Residents and visitors to Malmö have been warned to avoid swimming at all beaches and bathing spots along the southern city's coastline due to dangerous algae bloom in the water.

Malmö: Swimmers warned to stay out of water due to dangeous algae
The bathing pier at Sundspromenaden, one of Malmö's affected beaches. Photo: Johan Nilsson / TT

Editor's note: On Thursday, July 25th, city authorities said it was once again safe to swim. Bathers are advised to look for signs and flags by swimming spots in case the situation changes.

The city council took to social media to ask people to avoid swimming “until further notice”, while signs have been put up and black flags raised at the sites themselves.

This is after regular tests showed there was algal bloom in the water, which can produce toxins that are dangerous to people and animals, sometimes leading to rashes and stomach flu-like symptoms.

While the warm weather encourages many people to go for a dip outdoors, these weather conditions can also lead to overgrowth of algae.

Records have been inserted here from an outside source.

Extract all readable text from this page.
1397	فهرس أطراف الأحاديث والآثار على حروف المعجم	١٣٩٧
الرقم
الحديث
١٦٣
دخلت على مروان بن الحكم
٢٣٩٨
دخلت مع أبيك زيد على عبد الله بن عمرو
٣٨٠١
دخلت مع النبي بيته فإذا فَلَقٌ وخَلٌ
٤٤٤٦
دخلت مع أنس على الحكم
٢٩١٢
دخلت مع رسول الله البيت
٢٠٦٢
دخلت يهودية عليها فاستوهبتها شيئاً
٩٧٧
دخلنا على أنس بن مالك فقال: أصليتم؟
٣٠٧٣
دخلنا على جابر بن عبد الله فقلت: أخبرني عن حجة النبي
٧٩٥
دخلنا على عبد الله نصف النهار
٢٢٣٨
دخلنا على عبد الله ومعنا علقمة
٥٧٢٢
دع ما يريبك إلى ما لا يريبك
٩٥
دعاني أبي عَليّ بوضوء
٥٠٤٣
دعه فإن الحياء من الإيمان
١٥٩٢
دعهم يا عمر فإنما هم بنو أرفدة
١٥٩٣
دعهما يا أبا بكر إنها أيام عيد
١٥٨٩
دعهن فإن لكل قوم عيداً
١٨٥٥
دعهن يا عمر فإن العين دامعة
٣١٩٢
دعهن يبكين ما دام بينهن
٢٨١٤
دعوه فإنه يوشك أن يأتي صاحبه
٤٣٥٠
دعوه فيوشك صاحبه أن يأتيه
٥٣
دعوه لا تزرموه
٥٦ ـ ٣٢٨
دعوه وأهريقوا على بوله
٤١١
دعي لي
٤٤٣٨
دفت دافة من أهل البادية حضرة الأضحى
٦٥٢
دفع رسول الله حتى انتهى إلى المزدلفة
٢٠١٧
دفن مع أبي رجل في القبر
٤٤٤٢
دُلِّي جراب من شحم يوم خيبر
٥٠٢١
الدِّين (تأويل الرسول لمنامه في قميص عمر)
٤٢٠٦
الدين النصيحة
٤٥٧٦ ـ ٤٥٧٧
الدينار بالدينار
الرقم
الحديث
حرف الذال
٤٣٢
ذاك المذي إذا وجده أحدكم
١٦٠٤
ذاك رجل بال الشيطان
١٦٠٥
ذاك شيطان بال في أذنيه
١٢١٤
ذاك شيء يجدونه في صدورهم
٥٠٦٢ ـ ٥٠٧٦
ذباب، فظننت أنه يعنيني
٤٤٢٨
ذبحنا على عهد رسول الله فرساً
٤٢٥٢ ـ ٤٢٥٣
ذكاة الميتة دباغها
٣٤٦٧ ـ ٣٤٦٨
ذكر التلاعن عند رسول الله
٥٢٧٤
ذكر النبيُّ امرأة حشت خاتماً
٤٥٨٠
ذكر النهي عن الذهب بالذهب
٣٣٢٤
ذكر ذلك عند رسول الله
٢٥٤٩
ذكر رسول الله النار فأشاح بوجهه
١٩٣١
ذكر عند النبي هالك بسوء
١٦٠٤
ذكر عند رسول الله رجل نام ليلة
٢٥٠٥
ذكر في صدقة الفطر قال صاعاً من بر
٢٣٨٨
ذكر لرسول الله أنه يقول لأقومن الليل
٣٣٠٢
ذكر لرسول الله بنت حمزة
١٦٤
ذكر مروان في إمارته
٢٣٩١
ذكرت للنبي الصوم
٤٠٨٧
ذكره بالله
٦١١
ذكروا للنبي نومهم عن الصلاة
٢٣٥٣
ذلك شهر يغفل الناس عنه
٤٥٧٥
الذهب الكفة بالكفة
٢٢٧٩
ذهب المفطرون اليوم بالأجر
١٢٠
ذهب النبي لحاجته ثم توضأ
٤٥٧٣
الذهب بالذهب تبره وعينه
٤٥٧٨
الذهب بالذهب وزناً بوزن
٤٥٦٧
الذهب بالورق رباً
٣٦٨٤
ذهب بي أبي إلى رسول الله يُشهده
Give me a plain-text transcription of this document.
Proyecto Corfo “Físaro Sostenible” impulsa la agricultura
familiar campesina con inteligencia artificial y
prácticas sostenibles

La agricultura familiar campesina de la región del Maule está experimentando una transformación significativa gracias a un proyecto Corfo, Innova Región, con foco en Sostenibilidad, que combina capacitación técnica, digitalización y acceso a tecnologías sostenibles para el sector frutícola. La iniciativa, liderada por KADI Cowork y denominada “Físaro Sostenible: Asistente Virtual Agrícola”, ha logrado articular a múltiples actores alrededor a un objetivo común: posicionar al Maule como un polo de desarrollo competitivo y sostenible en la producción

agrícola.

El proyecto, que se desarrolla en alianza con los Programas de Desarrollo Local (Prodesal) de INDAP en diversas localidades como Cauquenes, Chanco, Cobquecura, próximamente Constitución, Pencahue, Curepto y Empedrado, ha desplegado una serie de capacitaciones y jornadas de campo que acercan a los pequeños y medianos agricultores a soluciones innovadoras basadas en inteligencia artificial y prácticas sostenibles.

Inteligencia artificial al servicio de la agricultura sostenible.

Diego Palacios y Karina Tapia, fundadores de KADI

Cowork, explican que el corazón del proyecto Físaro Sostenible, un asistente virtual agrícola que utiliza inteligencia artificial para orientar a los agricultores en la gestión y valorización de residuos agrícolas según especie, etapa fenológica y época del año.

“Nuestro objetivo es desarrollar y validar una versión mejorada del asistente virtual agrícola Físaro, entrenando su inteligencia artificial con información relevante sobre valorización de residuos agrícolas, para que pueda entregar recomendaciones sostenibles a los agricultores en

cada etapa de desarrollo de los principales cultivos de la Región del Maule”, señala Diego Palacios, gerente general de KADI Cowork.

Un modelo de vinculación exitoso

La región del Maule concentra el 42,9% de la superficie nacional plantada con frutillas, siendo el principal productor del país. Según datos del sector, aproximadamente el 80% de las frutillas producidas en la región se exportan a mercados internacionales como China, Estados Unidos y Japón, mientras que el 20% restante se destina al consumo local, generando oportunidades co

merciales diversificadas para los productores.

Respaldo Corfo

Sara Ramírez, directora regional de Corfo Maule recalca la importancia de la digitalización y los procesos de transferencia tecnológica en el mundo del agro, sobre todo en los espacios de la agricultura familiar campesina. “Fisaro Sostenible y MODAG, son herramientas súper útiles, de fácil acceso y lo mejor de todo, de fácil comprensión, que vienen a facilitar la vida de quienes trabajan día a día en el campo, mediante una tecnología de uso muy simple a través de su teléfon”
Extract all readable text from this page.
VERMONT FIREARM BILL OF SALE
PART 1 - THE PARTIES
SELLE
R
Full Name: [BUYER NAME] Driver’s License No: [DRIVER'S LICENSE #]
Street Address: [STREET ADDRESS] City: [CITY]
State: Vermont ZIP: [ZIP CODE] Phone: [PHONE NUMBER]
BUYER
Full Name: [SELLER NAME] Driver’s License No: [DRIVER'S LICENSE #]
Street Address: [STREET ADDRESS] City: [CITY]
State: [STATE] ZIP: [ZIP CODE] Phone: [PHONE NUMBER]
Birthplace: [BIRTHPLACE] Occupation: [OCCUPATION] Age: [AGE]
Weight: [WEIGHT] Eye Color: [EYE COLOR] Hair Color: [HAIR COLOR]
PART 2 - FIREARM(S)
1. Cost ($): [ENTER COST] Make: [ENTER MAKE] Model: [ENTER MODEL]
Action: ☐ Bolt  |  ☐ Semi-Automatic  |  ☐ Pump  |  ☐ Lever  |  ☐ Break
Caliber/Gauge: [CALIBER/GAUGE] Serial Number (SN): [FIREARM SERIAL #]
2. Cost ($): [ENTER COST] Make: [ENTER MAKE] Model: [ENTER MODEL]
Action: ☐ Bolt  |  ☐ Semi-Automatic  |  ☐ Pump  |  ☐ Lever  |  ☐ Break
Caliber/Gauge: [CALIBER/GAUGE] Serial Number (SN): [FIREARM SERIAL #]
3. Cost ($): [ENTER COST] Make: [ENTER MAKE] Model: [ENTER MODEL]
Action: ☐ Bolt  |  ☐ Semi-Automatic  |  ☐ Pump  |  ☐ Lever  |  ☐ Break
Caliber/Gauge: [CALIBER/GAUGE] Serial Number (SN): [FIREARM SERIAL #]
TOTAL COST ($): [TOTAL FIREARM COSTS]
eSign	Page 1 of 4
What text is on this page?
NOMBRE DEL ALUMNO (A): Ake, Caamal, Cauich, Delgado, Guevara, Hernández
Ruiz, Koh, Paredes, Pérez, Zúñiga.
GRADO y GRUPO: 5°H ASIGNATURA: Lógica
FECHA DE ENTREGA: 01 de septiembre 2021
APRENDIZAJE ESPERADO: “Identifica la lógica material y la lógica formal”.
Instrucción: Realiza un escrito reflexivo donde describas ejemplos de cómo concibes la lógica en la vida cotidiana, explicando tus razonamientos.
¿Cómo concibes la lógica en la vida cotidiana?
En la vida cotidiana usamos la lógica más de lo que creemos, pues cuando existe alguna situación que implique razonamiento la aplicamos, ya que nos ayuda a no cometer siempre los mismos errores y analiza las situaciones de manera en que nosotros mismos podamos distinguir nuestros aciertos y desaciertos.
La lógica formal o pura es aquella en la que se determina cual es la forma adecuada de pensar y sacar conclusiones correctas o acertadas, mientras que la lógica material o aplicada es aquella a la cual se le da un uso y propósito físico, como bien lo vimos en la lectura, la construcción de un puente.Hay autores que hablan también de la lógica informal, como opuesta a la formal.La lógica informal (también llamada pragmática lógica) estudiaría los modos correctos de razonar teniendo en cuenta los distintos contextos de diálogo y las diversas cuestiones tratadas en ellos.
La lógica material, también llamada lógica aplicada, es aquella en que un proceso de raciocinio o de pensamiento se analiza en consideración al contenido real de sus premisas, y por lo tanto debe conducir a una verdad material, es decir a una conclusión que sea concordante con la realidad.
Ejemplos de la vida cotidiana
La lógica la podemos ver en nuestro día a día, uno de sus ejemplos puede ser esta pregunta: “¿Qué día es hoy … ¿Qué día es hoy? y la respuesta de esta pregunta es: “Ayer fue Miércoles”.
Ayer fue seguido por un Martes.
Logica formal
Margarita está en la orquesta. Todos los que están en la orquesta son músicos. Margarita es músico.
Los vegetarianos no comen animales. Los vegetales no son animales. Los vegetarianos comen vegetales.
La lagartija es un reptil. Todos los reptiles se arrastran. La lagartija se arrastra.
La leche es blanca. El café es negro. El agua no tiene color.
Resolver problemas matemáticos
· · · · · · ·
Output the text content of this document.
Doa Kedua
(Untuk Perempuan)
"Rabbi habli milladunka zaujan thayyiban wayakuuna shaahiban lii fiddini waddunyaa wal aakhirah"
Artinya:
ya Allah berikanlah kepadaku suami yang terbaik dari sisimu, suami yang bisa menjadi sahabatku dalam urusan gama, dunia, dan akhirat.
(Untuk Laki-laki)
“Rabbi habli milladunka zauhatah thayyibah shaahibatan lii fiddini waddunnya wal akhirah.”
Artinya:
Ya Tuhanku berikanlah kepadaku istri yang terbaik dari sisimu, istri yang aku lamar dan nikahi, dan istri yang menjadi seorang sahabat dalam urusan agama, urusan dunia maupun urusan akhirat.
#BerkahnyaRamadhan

Some of the affected swimming spots include Klagshamnsstranden, Ribersborgsstranden, Scaniabadet and Sundspromenaden in the Västra Hamnen area, Sibbarps saltsjöbad, and Sibbarpsstranden.

As for when it will be safe to swim again, it could be at least another day or two, but it's possible the beaches will be safe for bathers by the weekend.

Marie Persson from Malmö City's environmental department told Sydsvenskan: “We usually don't have this for more than a couple of days, then the wind blows it to other places. Now the weather is supposed to stay steady with calm winds, but I have no idea of ​​the currents. Hopefully it will be no more than a few days.”